Religion
- Affiliation: Islam
- Ecclesiastical or organisational status: Active

Location
- Location: Los Angeles, California, United States
- Interactive map of The Women's Mosque of America

Architecture
- Completed: 2015

Website
- womensmosque.com

= Women's Mosque of America =

Mosque in California, the United States

The Women's Mosque of America is a women's mosque based in Los Angeles, California. It is the first women-led Muslim house of worship in the United States, and it was founded by WGA comedy writer/director M. Hasna Maznavi to uplift the entire Muslim community by empowering the women within, and to spark the pathway towards a worldwide women-led Islamic Renaissance — one that is shaped by Muslim women's voices, participation, leadership, and scholarship. Maznavi had a childhood dream to build a mosque before she died as her sadaqa jariyah (ongoing charity), and she was further inspired by reading the Qur'an in English in entirety and her own study of Islamic history which revealed a rich history of female Muslim religious leadership before she decided to establish her dream mosque with rotating women khateebahs (preachers), which sets a precedent for women's leadership in American Islam.

The Women's Mosque of America had its first public town hall meeting on August 23, 2014. At the inaugural Jumu'ah on January 30, 2015, the khutbah was delivered by Edina Lekovic. The Women's Mosque of America had precedents in other countries in Muslim-majority nations and elsewhere, but this is the first such space in the United States. Southern California Muslim women meet for Friday prayers on a monthly basis, with some programming during the week. Housed in rented interfaith spaces in downtown Los Angeles, the mosque is led by women. The call to prayer, speeches on Islamic scholarship, Quran classes, and Friday sermon all come from women. The mosque permits men at some activities but is led by women and has discussions and classes dedicated to their concerns. The women's mosque represents the development of the Muslim community in America both internally and externally. American mosques established by new immigrant Muslims were sometimes ill-equipped to accommodate the needs of Muslim women in America, due to cultural interpretations of Islam which were limiting for women and not true to Qur'anic teachings.

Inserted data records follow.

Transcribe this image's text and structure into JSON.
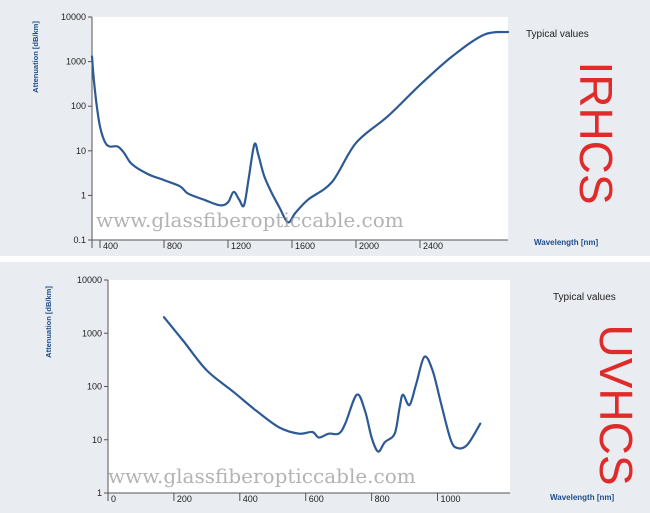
{
  "watermark": "www.glassfiberopticcable.com",
  "chart_data": [
    {
      "type": "line",
      "title": "",
      "ylabel": "Attenuation [dB/km]",
      "xlabel": "Wavelength [nm]",
      "note": "Typical values",
      "product": "IRHCS",
      "yscale": "log",
      "ylim": [
        0.1,
        10000
      ],
      "xlim": [
        350,
        2950
      ],
      "yticks": [
        0.1,
        1,
        10,
        100,
        1000,
        10000
      ],
      "ytick_labels": [
        "0.1",
        "1",
        "10",
        "100",
        "1000",
        "10000"
      ],
      "xticks": [
        400,
        800,
        1200,
        1600,
        2000,
        2400
      ],
      "xtick_labels": [
        "400",
        "800",
        "1200",
        "1600",
        "2000",
        "2400"
      ],
      "line_color": "#2d5a94",
      "points": [
        [
          350,
          1300
        ],
        [
          360,
          450
        ],
        [
          380,
          100
        ],
        [
          400,
          35
        ],
        [
          430,
          16
        ],
        [
          460,
          12.5
        ],
        [
          510,
          12.5
        ],
        [
          550,
          9
        ],
        [
          600,
          5
        ],
        [
          700,
          3
        ],
        [
          800,
          2.2
        ],
        [
          900,
          1.6
        ],
        [
          950,
          1.1
        ],
        [
          1050,
          0.8
        ],
        [
          1150,
          0.6
        ],
        [
          1200,
          0.7
        ],
        [
          1235,
          1.2
        ],
        [
          1270,
          0.8
        ],
        [
          1300,
          0.6
        ],
        [
          1330,
          2.5
        ],
        [
          1365,
          14
        ],
        [
          1390,
          8
        ],
        [
          1425,
          2.8
        ],
        [
          1470,
          1.2
        ],
        [
          1520,
          0.55
        ],
        [
          1575,
          0.25
        ],
        [
          1620,
          0.4
        ],
        [
          1700,
          0.8
        ],
        [
          1850,
          2
        ],
        [
          2000,
          15
        ],
        [
          2200,
          60
        ],
        [
          2400,
          300
        ],
        [
          2600,
          1300
        ],
        [
          2800,
          4000
        ],
        [
          2950,
          4600
        ]
      ]
    },
    {
      "type": "line",
      "title": "",
      "ylabel": "Attenuation [dB/km]",
      "xlabel": "Wavelength [nm]",
      "note": "Typical values",
      "product": "UVHCS",
      "yscale": "log",
      "ylim": [
        1,
        10000
      ],
      "xlim": [
        0,
        1220
      ],
      "yticks": [
        1,
        10,
        100,
        1000,
        10000
      ],
      "ytick_labels": [
        "1",
        "10",
        "100",
        "1000",
        "10000"
      ],
      "xticks": [
        0,
        200,
        400,
        600,
        800,
        1000
      ],
      "xtick_labels": [
        "0",
        "200",
        "400",
        "600",
        "800",
        "1000"
      ],
      "line_color": "#2d5a94",
      "points": [
        [
          170,
          2000
        ],
        [
          230,
          700
        ],
        [
          300,
          200
        ],
        [
          380,
          80
        ],
        [
          450,
          35
        ],
        [
          520,
          17
        ],
        [
          580,
          13
        ],
        [
          620,
          14
        ],
        [
          640,
          11
        ],
        [
          670,
          13
        ],
        [
          700,
          13
        ],
        [
          720,
          20
        ],
        [
          755,
          70
        ],
        [
          780,
          35
        ],
        [
          800,
          11
        ],
        [
          820,
          6
        ],
        [
          840,
          9
        ],
        [
          870,
          13
        ],
        [
          885,
          40
        ],
        [
          895,
          70
        ],
        [
          915,
          45
        ],
        [
          935,
          110
        ],
        [
          960,
          360
        ],
        [
          985,
          200
        ],
        [
          1010,
          50
        ],
        [
          1040,
          10
        ],
        [
          1060,
          7
        ],
        [
          1090,
          8
        ],
        [
          1130,
          20
        ]
      ]
    }
  ]
}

After the mosque was founded, Maznavi wrote an article in the Huffington Post to explain the motivation for her work with The Women's Mosque of America. She tried to counter the image that the women's mosque represented a rebellion against both Muslim men and Islamic history. She wrote to clarify that The Women's Mosque of America was a revival of Islamic tradition as taught by Muhammad, and that Muslim men were involved and supportive of her work.

== Women's mosques ==
Women's mosques have offered female-only worship to Muslims at various times in Islamic history. Although Islamic scholarship shows Muslim women have led prayers since Islam's founding, Islamic scholars have debated whether women can lead the Friday sermon.

Women's mosques can be found in various countries, including China, India, Chile, Egypt, Palestine, Sudan, and Syria.